Opinion: Kathryn Walker’s political inconsistency raises red flags

The three remaining candidates for UNC’s student body president sat down with members of the editorial board to discuss their ambitions for the office. Overall, we were disappointed with how little the candidates managed to distinguish themselves from each other. We were hoping to see more of a departure from student government’s ineffective status quo. The fact that we didn’t see this from any of the candidates made us hesitant to endorse. But as we’ve said all year, it’s crucial for students to vote. We realize that one of these three candidates will be elected, and we look forward to a productive workingrelationship with the victor in the coming year.

Kathryn Walker’s willingness to eschew partisanship and speak passionately about the miserable state of relations between the University and state government is encouraging.

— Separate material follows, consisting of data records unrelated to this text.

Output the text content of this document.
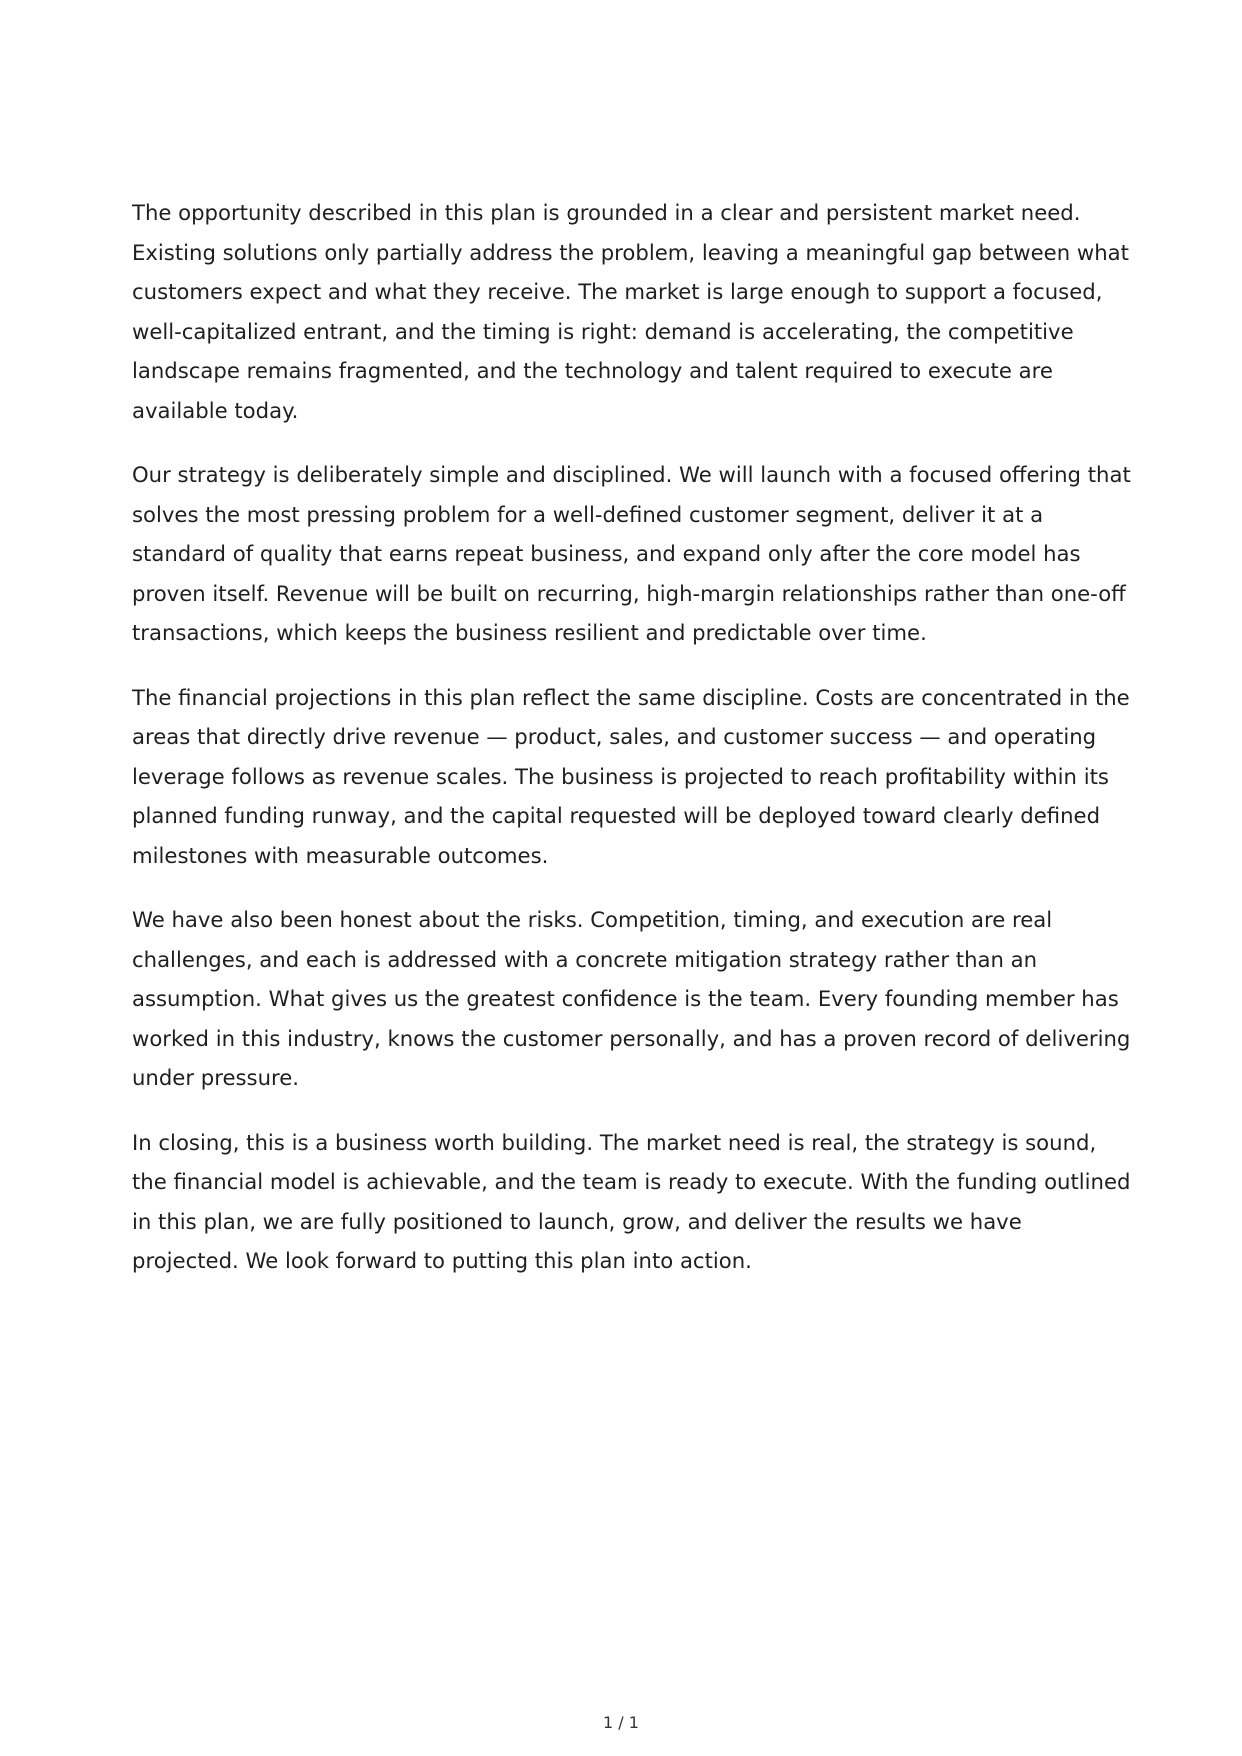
The opportunity described in this plan is grounded in a clear and persistent market need. Existing solutions only partially address the problem, leaving a meaningful gap between what customers expect and what they receive. The market is large enough to support a focused, well-capitalized entrant, and the timing is right: demand is accelerating, the competitive landscape remains fragmented, and the technology and talent required to execute are available today.

Our strategy is deliberately simple and disciplined. We will launch with a focused offering that solves the most pressing problem for a well-defined customer segment, deliver it at a standard of quality that earns repeat business, and expand only after the core model has proven itself. Revenue will be built on recurring, high-margin relationships rather than one-off transactions, which keeps the business resilient and predictable over time.

The financial projections in this plan reflect the same discipline. Costs are concentrated in the areas that directly drive revenue — product, sales, and customer success — and operating leverage follows as revenue scales. The business is projected to reach profitability within its planned funding runway, and the capital requested will be deployed toward clearly defined milestones with measurable outcomes.

We have also been honest about the risks. Competition, timing, and execution are real challenges, and each is addressed with a concrete mitigation strategy rather than an assumption. What gives us the greatest confidence is the team. Every founding member has worked in this industry, knows the customer personally, and has a proven record of delivering under pressure.

In closing, this is a business worth building. The market need is real, the strategy is sound, the financial model is achievable, and the team is ready to execute. With the funding outlined in this plan, we are fully positioned to launch, grow, and deliver the results we have projected. We look forward to putting this plan into action.

1 / 1
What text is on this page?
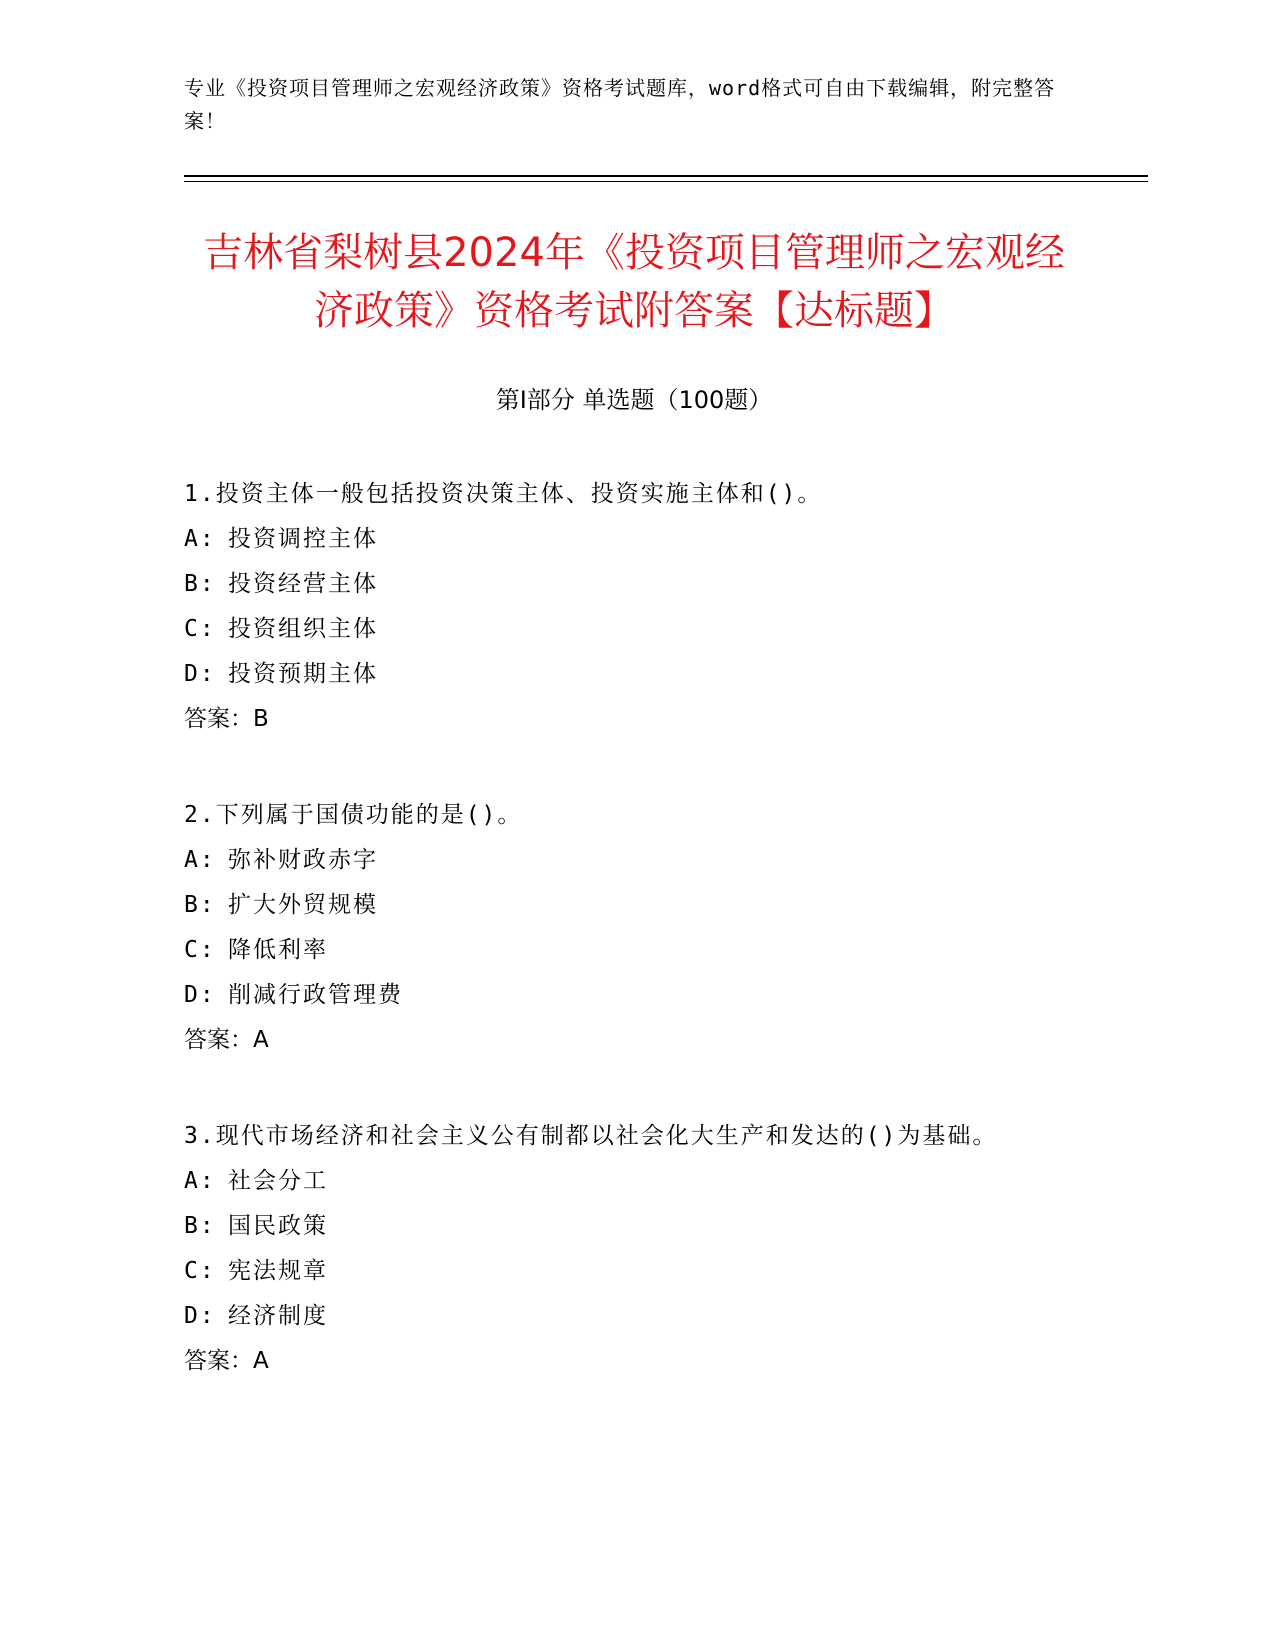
专业《投资项目管理师之宏观经济政策》资格考试题库，word格式可自由下载编辑，附完整答案！
吉林省梨树县2024年《投资项目管理师之宏观经济政策》资格考试附答案【达标题】
第I部分 单选题（100题）

1.投资主体一般包括投资决策主体、投资实施主体和()。

A: 投资调控主体

B: 投资经营主体

C: 投资组织主体

D: 投资预期主体

答案：B

2.下列属于国债功能的是()。

A: 弥补财政赤字

B: 扩大外贸规模

C: 降低利率

D: 削减行政管理费

答案：A

3.现代市场经济和社会主义公有制都以社会化大生产和发达的()为基础。

A: 社会分工

B: 国民政策

C: 宪法规章

D: 经济制度

答案：A
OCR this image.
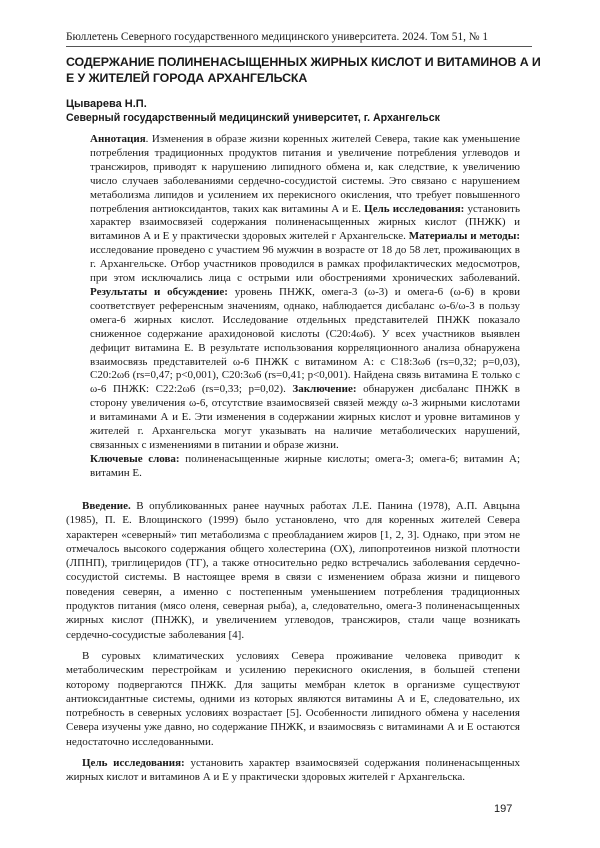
Бюллетень Северного государственного медицинского университета. 2024. Том 51, № 1
СОДЕРЖАНИЕ ПОЛИНЕНАСЫЩЕННЫХ ЖИРНЫХ КИСЛОТ И ВИТАМИНОВ А И Е У ЖИТЕЛЕЙ ГОРОДА АРХАНГЕЛЬСКА
Цыварева Н.П.
Северный государственный медицинский университет, г. Архангельск

Аннотация. Изменения в образе жизни коренных жителей Севера, такие как уменьшение потребления традиционных продуктов питания и увеличение потребления углеводов и трансжиров, приводят к нарушению липидного обмена и, как следствие, к увеличению число случаев заболеваниями сердечно-сосудистой системы. Это связано с нарушением метаболизма липидов и усилением их перекисного окисления, что требует повышенного потребления антиоксидантов, таких как витамины А и Е. Цель исследования: установить характер взаимосвязей содержания полиненасыщенных жирных кислот (ПНЖК) и витаминов А и Е у практически здоровых жителей г Архангельске. Материалы и методы: исследование проведено с участием 96 мужчин в возрасте от 18 до 58 лет, проживающих в г. Архангельске. Отбор участников проводился в рамках профилактических медосмотров, при этом исключались лица с острыми или обострениями хронических заболеваний. Результаты и обсуждение: уровень ПНЖК, омега-3 (ω-3) и омега-6 (ω-6) в крови соответствует референсным значениям, однако, наблюдается дисбаланс ω-6/ω-3 в пользу омега-6 жирных кислот. Исследование отдельных представителей ПНЖК показало сниженное содержание арахидоновой кислоты (С20:4ω6). У всех участников выявлен дефицит витамина Е. В результате использования корреляционного анализа обнаружена взаимосвязь представителей ω-6 ПНЖК с витамином А: с С18:3ω6 (rs=0,32; p=0,03), С20:2ω6 (rs=0,47; p<0,001), С20:3ω6 (rs=0,41; p<0,001). Найдена связь витамина Е только с ω-6 ПНЖК: С22:2ω6 (rs=0,33; p=0,02). Заключение: обнаружен дисбаланс ПНЖК в сторону увеличения ω-6, отсутствие взаимосвязей связей между ω-3 жирными кислотами и витаминами А и Е. Эти изменения в содержании жирных кислот и уровне витаминов у жителей г. Архангельска могут указывать на наличие метаболических нарушений, связанных с изменениями в питании и образе жизни.

Ключевые слова: полиненасыщенные жирные кислоты; омега-3; омега-6; витамин А; витамин Е.

Введение. В опубликованных ранее научных работах Л.Е. Панина (1978), А.П. Авцына (1985), П. Е. Влощинского (1999) было установлено, что для коренных жителей Севера характерен «северный» тип метаболизма с преобладанием жиров [1, 2, 3]. Однако, при этом не отмечалось высокого содержания общего холестерина (ОХ), липопротеинов низкой плотности (ЛПНП), триглицеридов (ТГ), а также относительно редко встречались заболевания сердечно-сосудистой системы. В настоящее время в связи с изменением образа жизни и пищевого поведения северян, а именно с постепенным уменьшением потребления традиционных продуктов питания (мясо оленя, северная рыба), а, следовательно, омега-3 полиненасыщенных жирных кислот (ПНЖК), и увеличением углеводов, трансжиров, стали чаще возникать сердечно-сосудистые заболевания [4].

В суровых климатических условиях Севера проживание человека приводит к метаболическим перестройкам и усилению перекисного окисления, в большей степени которому подвергаются ПНЖК. Для защиты мембран клеток в организме существуют антиоксидантные системы, одними из которых являются витамины А и Е, следовательно, их потребность в северных условиях возрастает [5]. Особенности липидного обмена у населения Севера изучены уже давно, но содержание ПНЖК, и взаимосвязь с витаминами А и Е остаются недостаточно исследованными.

Цель исследования: установить характер взаимосвязей содержания полиненасыщенных жирных кислот и витаминов А и Е у практически здоровых жителей г Архангельска.

197
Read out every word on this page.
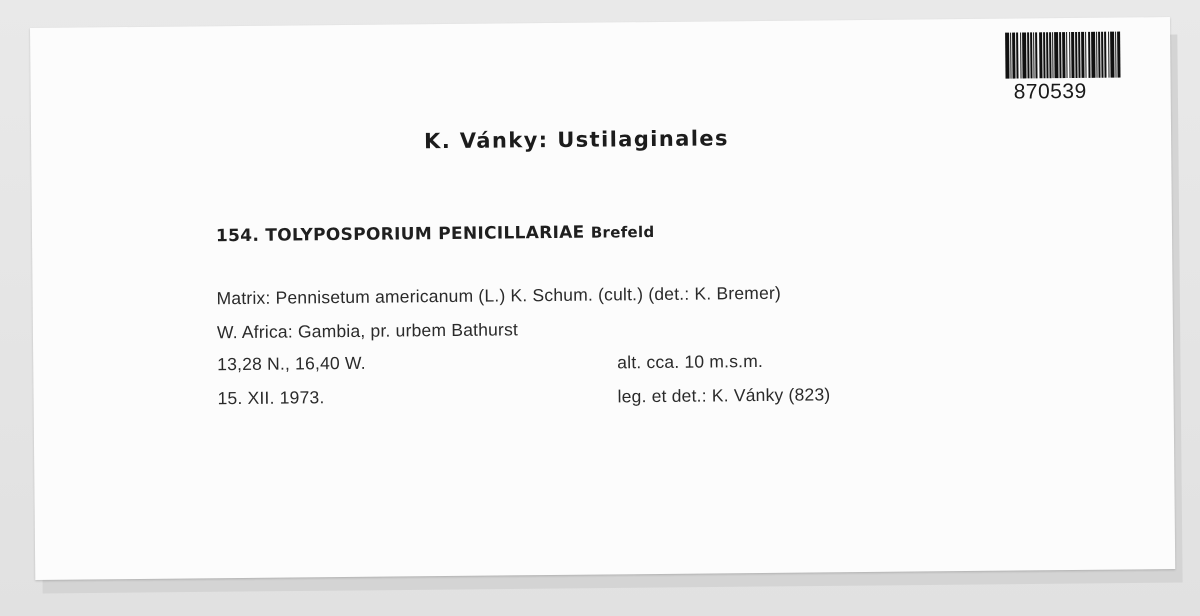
870539
K. Vánky: Ustilaginales
154. TOLYPOSPORIUM PENICILLARIAE Brefeld
Matrix: Pennisetum americanum (L.) K. Schum. (cult.) (det.: K. Bremer)
W. Africa: Gambia, pr. urbem Bathurst
13,28 N., 16,40 W.	alt. cca. 10 m.s.m.
15. XII. 1973.	leg. et det.: K. Vánky (823)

But it’s hard to reconcile this with her position as chairwoman of the College Republicans, a campus functionary of the party whose anti-education efforts she now purports to oppose. She and the College Republicans worked directly for the election of Thom Tillis, whose own platform and priorities have little in common with Walker’s.

Walker is gritty, open and willing to talk specifics. She has the most experience dealing with state government, although her track record there is modest at best.

Additionally, her plans to bundle student groups together and form representative relationships between those groups and student government don’t acknowledge the nuances of student groups’ varied objectives.